I always forget what a pain painting can be. And the older I get the more literal I mean that. My quads have been on inactive duty since around October so after just a few hours of squatting, stretching, bending, and climbing I was feeling like rubber.
Although I'm a big fan of color - who isn't - I'm also becoming a disciple of the school that says gardens should have a limited color palette. To that end, I'm trying to move toward the classic brown, white, and green color combo.
That meant that my red and white shed would need a latex bath of Behr's Sweet Molasses.
This is the view from our back porch. The shed dominates the scene in all weathers. While many guests (and at least one member of my family) have remarked about how quaint it looks, I found myself wanting to notice it less often. I want the plants to be the star when they grow in.

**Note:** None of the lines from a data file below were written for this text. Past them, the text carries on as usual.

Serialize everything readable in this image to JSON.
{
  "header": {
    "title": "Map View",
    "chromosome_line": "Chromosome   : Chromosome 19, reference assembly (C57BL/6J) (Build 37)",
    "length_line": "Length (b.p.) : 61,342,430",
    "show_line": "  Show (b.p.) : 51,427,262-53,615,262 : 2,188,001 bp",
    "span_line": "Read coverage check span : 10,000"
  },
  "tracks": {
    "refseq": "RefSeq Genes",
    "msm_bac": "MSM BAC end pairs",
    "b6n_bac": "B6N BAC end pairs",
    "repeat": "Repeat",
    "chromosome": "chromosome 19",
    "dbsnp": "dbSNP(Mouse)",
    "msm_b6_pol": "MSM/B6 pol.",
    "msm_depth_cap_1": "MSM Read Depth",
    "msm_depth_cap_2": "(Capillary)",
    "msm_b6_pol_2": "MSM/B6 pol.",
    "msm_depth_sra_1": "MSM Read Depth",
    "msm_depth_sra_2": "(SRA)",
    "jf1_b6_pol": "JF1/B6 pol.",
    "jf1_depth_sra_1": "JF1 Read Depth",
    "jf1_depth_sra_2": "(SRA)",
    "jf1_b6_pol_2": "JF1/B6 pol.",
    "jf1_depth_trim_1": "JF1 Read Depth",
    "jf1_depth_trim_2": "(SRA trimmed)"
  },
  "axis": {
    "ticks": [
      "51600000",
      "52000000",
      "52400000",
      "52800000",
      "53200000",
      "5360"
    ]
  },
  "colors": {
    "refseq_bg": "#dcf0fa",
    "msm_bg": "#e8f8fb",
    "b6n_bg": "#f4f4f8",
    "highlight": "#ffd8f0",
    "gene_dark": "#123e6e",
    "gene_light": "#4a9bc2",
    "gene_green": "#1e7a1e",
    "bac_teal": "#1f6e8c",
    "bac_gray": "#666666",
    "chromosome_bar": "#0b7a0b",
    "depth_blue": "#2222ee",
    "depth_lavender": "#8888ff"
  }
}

After a couple days, this is what I ended up with:
It still holds some visual weight, but I think that's more of a result of its size than its color.
Growing up on either side of the window are climbing roses that will someday cover a majority of the shed in profuse white blooms for months on end. I'm looking forward to that.
One more thing: I had a poetry teacher that used to tell us that we needed to know the rules before we could break the rules. Well, if my rule is a color palette of green, brown, and white, I broke that rule with abandon when I let my daughter pick out the paint color for our Adirondack chairs.
We went from weathered (which I liked) but dirty (which no one liked)
To this eye-assaulting pop of color:
I really wanted to paint these a matching brown, but since this was a family project, I deferred to my daughter's choice. One of the best things about painting, and gardening, is that you can always change your mind.